The Moka pot was invented in 1933 and is revolutionary for more than one reason. First of all, it was one of the first kitchen items to be made from aluminum, which was highly advertised by the Italian government at the time and proclaimed the “national metal”.
Secondly, before the Moka’s invention, espresso was drunk in cafes or restaurants — outside the home.
It required huge, expensive machines for preparation until the small aluminum coffee pot arrived and offered the possibility of home-prepared espresso that everybody could enjoy.
Bialetti had gained experience working in France before opening his own metal workshop in Italy.
The story says that he used to watch his wife do the laundry with the help of a primitive washing machine consisting of a bucket and a lid that had a tube on it.
The bucket would be filled with water, closed with the lid and placed over a fire.
The pressure would cause the water to be pushed through the tube.
This gave him an idea to try the same thing with coffee, and the final result was the famous stovetop Moka pot. It’s octagonal shape was inspired by silver coffee services used by the rich Italian families.
In the first several years he marketed the product locally and sold about 70,000 pieces until 1940. During the war, due to rising prices of both coffee and aluminum, production and sales declined.
In 1946, Renato Bialetti, Alfonso’s son, took over his father’s company and immediately concentrated on a single product – the Moka Express.
Renato started a huge marketing campaign using billboards, newspapers and the radio.
He also created some impressive installations at the annual Milan Fair where a huge Moka pot sculpture was placed.
The enormous coffee pot was suspended in the air and it looked like it was pouring coffee into an enormous cup.
The famous company slogan was “An espresso at home just like the one at the coffee shop.”
Renato’s ideas were crucial to the evolution of the Moka pot from a locally sold product to an internationally renowned one.
He modernized production, opening a new factory in the 1950s where he combined machine made parts with handcrafted ones, preserving the quality of the product while increasing the rate of manufacture.
The company even had a cartoon advertisement running from 1950 until the late 1970s, which became one of the most popular commercials on TV at the time.
Other companies appeared after the war, producing similar products.
In order to distinguish the brand from the competitors, Bialetti introduced a mascot whose appearance was based on Renato’s father.
Since 1953, every Moka pot produced has had a caricature of Bialetti as a mustached man ordering a cup of coffee.
This coffee maker’s popularity has survived for decades because of its simple construction and ease of use.
It consists of three sections.
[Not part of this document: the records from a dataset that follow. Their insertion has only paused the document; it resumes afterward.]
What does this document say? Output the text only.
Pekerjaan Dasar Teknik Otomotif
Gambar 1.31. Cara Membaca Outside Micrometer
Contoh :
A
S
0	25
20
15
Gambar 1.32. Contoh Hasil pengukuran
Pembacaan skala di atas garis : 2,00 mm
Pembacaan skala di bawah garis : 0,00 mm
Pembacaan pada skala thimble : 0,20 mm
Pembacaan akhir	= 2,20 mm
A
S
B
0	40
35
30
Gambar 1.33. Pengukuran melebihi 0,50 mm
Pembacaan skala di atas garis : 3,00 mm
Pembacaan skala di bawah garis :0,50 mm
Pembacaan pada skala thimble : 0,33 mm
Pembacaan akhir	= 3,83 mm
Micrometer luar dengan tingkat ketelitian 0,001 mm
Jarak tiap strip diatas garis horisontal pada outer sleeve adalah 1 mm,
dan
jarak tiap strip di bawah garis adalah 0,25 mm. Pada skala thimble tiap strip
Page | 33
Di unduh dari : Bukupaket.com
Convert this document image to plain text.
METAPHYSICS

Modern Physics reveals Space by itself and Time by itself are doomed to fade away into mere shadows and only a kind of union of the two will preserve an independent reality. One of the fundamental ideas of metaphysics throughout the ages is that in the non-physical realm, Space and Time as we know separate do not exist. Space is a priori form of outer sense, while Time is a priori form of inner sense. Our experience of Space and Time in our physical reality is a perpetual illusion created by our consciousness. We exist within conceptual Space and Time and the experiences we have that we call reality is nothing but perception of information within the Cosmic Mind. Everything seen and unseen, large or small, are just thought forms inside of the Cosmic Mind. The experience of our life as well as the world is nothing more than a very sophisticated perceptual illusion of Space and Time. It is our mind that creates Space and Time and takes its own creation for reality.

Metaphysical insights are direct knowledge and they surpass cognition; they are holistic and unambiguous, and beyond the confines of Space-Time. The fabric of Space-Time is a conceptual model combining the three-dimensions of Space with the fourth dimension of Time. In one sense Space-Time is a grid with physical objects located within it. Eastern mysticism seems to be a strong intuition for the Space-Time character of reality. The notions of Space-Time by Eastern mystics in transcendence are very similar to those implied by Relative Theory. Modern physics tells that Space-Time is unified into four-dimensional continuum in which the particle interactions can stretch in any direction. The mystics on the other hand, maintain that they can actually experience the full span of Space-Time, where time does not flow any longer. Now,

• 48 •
The lowest piece holds the water, while the finished coffee goes to the top section. Between these two there is a metal funnel holding a perforated disc where the ground coffee is placed.
The boiled water goes through the ground coffee forced by the pressure and into the pot on top.
Many have argued that the aluminum changes the taste of coffee, but this doesn’t change the pot’s impact on revolutionizing coffee-making on a global level.
As the years passed, Bialetti introduced new designs of the pot as well as new materials, such as stainless steel, and a new, more efficient pressure system was introduced.
The development of new technology also gave the possibility of electric Moka pots.
From the 1950s until present day, more than 300 million pots have been sold around the globe.
It is estimated that about 90 percent of Italian homes own a Moka pot. It is one of the best Italian designs in history and world-famous museums have it as a part of their collections.
When Renato Bialetti died in 2016, he was cremated and his ashes were put in a big Moka pot and then placed in the family cemetery.